For the chocolate glaze:
3/4 cup chocolate chips (or you can keep using the bittersweet chocolate)
3 tbs butter
1 tbs light corn syrup
1/4 tsp vanilla extract

Optional:
Two packages of Andes mints for decoration

Make the cake:

Preheat oven to 375*F. Grease and line two 8″ round cake pans with parchment.

Roughly break the chocolate into small pieces and melt over a double boiler (metal or glass bowl that fits snugly on top of a pot of simmering water). Set aside to cool while you do the next steps.

In a large bowl, cream the butter and light brown sugar until light and fluffy, about 5 minutes. Beat the egg yolks in a separate bowl until fluffy, then beat this into the creamed butter and sugar mixture. Add in the melted chocolate and beat until thoroughly combined.

In another bowl, whisk together the flour, baking powder, baking soda, and salt. And in yet another bowl, stir the milk and vanilla extract together. Alternating between the dry and wet ingredients, pour about a third of each into the creamed butter mixture, mixing well between each addition. Set aside.

In one more bowl, whisk the egg whites until it holds soft peaks. Gently fold this into the flour mixture until thoroughly combined, being careful to not overmix or deflate the batter.

Divide the batter evenly between the two cake pans and bake on the middle rack for 30-40 minutes, or until a cake tester comes out clean. Cool on a cooling rack for 10 minutes in the pans before running a knife along the edges and turning the cakes out to complete cooling on the rack.

Make the peppermint buttercream filling:

In a large bowl, beat together the butter, milk, peppermint extract, and half of the sugar until smooth. Gradually add in the rest of the sugar, beating until smooth.

At this point, taste the frosting to determine whether or not you want to add any more peppermint. I ended up adding 1/4 tsp more. Beat thoroughly until completely smooth. You can also add in some green food coloring at this point too.

Make the chocolate buttercream frosting:

Roughly break the chocolate into small pieces and melt over a double boiler (metal or glass bowl that fits snugly on top of a pot of simmering water). Set aside to cool while you do the next steps.

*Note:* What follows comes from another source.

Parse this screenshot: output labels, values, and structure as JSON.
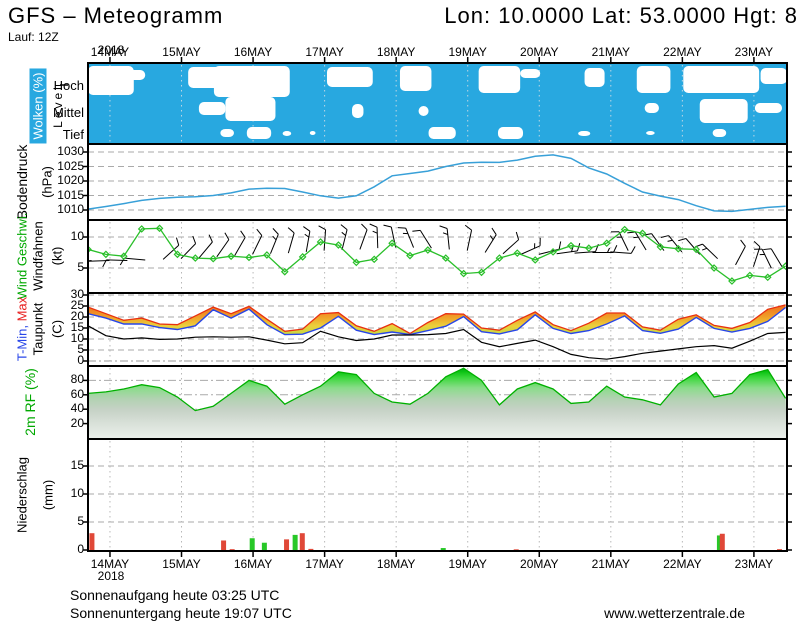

In another bowl, beat together the butter, milk, vanilla, and sugar until smooth. Add the chocolate and beat again until smooth. If the mixture seems too runny, just keep beating it until it begins to stiffen up enough to be spreadable.

Make the chocolate glaze:

Melt all the ingredients over a double boiler (metal or glass bowl that fits snugly on top of a pot of simmering water). Whisk until thoroughly combined. Use right away.

Assemble the cake:

Halve the cake rounds so you end up with four halves. I usually make a three-layer cake and keep one half for myself (for “testing,” you see), but if you’re very judicious with your frosting, you can definitely make a four-layer cake. Spread an equal amount of peppermint buttercream between all the cake layers and stack them. Cover the outside of the cake with the chocolate buttercream.

If using, arrange the Andes mints along the bottom and roughly chop up the rest.

While the glaze is still hot, pour this on top of the cake and use an offset spatula to quickly and carefully push the glaze to the edges to get those nice “drips.” This glaze is very finicky and will turn grainy and unwieldy if it’s even just a little too cool while you’re working with it, so move quickly! Sprinkle the chopped Andes mints on top.

Let the cake rest for at least an hour or up to overnight in the fridge. Bring to room temperature before serving.